MADISON, Wis. (AP) — The Wisconsin Department of Justice will likely convene a grand jury to investigate a leak of evidence collected during a secret investigation into whether Gov. Scott Walker’s recall campaign circumvented state campaign finance law, Attorney General Brad Schimel said Thursday.
Schimel told the Wisconsin State Journal that the leak investigation would be best suited to the “protected environment” of a closed courtroom where prosecutors can ask questions and develop information.
The grand jury would investigate a leak to the Guardian US, which published hundreds of sealed documents in September from a so-called John Doe investigation into how Walker raised millions of dollars for a supposedly independent group to help win his 2012 recall. Wisconsin’s John Doe law allowed secret probes into misconduct by public officials until the Republican-controlled Legislature repealed it.

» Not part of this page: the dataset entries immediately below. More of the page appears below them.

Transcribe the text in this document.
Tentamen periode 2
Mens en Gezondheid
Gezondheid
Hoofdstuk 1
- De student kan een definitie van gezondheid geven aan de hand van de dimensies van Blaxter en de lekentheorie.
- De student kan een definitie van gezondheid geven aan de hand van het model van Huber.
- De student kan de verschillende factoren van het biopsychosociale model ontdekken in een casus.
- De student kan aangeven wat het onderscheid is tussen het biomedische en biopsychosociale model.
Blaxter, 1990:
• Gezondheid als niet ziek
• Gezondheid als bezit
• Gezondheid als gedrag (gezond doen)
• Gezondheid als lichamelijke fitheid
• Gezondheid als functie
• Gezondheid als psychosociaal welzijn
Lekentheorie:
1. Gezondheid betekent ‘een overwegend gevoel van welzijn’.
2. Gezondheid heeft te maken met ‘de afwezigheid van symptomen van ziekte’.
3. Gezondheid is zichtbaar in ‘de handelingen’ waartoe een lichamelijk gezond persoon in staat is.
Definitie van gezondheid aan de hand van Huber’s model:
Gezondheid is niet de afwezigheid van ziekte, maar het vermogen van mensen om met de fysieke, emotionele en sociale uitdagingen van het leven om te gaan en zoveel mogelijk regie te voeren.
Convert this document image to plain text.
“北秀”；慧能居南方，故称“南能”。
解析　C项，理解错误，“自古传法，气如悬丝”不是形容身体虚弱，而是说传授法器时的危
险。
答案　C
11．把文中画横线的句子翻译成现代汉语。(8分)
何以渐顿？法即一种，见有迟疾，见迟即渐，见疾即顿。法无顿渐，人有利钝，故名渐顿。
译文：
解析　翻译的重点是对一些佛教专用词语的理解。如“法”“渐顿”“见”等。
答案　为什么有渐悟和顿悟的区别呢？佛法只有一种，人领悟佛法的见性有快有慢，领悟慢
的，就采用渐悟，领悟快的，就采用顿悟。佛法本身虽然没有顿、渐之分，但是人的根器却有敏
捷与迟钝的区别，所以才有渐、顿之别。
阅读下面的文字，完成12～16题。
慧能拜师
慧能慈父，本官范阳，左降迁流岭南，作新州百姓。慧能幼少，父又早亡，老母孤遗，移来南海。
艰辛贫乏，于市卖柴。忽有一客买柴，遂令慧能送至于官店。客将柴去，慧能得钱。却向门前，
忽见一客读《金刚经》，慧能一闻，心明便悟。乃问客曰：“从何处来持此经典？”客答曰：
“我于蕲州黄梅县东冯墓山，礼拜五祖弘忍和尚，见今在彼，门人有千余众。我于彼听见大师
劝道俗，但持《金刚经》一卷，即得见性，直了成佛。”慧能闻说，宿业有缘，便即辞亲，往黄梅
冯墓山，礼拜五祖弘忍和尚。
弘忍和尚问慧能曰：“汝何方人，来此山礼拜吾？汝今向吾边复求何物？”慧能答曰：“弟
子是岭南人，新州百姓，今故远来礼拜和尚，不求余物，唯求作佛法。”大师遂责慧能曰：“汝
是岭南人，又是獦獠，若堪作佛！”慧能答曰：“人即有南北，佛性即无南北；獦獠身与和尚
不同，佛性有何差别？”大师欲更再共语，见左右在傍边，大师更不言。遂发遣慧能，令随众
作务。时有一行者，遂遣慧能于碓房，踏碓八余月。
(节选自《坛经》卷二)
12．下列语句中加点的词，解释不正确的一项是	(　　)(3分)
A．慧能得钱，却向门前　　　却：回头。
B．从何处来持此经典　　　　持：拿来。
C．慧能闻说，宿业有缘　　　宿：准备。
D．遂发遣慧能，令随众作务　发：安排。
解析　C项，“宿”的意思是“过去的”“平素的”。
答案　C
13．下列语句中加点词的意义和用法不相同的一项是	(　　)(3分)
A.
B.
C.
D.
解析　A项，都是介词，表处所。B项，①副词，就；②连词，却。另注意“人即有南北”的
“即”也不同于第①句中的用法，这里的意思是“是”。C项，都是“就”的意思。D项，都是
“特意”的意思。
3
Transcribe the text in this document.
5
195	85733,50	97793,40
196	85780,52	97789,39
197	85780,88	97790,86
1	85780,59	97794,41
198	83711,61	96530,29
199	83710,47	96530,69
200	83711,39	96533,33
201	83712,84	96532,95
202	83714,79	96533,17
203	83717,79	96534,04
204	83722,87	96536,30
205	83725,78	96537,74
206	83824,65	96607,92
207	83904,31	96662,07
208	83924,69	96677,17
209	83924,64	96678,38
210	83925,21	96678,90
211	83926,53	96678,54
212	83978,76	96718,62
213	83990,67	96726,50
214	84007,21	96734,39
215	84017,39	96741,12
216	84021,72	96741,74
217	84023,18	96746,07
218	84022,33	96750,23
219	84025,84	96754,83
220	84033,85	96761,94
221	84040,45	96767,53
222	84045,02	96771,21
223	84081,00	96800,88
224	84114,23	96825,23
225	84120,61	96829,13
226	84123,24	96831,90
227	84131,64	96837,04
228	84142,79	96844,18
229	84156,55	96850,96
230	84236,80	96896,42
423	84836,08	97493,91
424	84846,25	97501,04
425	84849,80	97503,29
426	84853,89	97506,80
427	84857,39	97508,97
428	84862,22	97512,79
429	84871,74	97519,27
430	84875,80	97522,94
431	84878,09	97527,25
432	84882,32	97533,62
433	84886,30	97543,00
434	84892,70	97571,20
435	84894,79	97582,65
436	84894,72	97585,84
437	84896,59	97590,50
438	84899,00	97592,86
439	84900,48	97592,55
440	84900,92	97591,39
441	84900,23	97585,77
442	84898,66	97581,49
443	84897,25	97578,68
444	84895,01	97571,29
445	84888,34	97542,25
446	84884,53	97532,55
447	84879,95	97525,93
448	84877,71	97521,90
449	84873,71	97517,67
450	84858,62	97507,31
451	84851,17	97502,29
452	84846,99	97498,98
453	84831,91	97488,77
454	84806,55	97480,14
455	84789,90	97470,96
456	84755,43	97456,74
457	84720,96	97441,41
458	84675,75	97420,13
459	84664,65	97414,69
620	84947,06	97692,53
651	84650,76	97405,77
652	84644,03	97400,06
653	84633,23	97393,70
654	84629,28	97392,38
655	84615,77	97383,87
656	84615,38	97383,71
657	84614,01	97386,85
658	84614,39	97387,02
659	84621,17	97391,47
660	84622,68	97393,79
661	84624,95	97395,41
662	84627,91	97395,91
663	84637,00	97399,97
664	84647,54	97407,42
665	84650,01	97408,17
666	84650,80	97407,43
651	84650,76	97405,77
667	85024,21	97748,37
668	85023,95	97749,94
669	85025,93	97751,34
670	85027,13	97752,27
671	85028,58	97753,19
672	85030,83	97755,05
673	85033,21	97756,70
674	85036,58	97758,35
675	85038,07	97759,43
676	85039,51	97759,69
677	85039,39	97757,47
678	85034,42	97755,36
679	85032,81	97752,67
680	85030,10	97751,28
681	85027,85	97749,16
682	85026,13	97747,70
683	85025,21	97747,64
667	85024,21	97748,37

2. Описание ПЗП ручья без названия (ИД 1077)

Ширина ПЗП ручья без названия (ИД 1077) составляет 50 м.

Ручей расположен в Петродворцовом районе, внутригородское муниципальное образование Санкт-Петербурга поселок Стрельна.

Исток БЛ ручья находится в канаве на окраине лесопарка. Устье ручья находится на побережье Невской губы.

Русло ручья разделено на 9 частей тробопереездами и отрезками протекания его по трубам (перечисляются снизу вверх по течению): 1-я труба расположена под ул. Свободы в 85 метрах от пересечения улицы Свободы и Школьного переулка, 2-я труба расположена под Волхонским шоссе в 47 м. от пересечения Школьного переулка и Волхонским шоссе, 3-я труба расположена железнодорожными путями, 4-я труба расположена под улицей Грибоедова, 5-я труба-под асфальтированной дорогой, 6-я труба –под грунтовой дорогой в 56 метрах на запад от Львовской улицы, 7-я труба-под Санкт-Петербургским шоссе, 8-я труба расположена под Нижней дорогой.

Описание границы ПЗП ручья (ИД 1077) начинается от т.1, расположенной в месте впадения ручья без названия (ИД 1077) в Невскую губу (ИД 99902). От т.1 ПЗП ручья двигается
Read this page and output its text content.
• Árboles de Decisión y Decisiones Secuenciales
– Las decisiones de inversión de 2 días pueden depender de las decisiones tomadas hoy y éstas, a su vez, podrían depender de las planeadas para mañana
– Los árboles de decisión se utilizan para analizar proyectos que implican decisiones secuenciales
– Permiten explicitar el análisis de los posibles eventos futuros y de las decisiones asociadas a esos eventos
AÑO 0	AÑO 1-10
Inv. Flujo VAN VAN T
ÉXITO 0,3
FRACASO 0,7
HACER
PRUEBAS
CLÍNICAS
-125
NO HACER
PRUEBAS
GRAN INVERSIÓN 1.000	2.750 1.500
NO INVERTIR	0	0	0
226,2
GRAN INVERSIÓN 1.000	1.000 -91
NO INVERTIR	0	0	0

The U.S. Supreme Court in October left in place a year-old decision by the Wisconsin Supreme Court that shut down the probe of Walker.
The grand jury plan comes after the Wisconsin Supreme Court last month rejected Schimel’s request to appoint a court official known as a “special master” to investigate. Schimel said a grand jury requires “more logistics” than using a special master. He offered to provide investigatory support and legal advice for the grand jury probe.
Schimel said he was unsure of when the grand jury would be convened.
A Guardian spokesman declined to comment on the matter.
In response to the Guardian report, Democrats called for an investigation into Walker’s fundraising activities, while Republicans called for an investigation into the leak.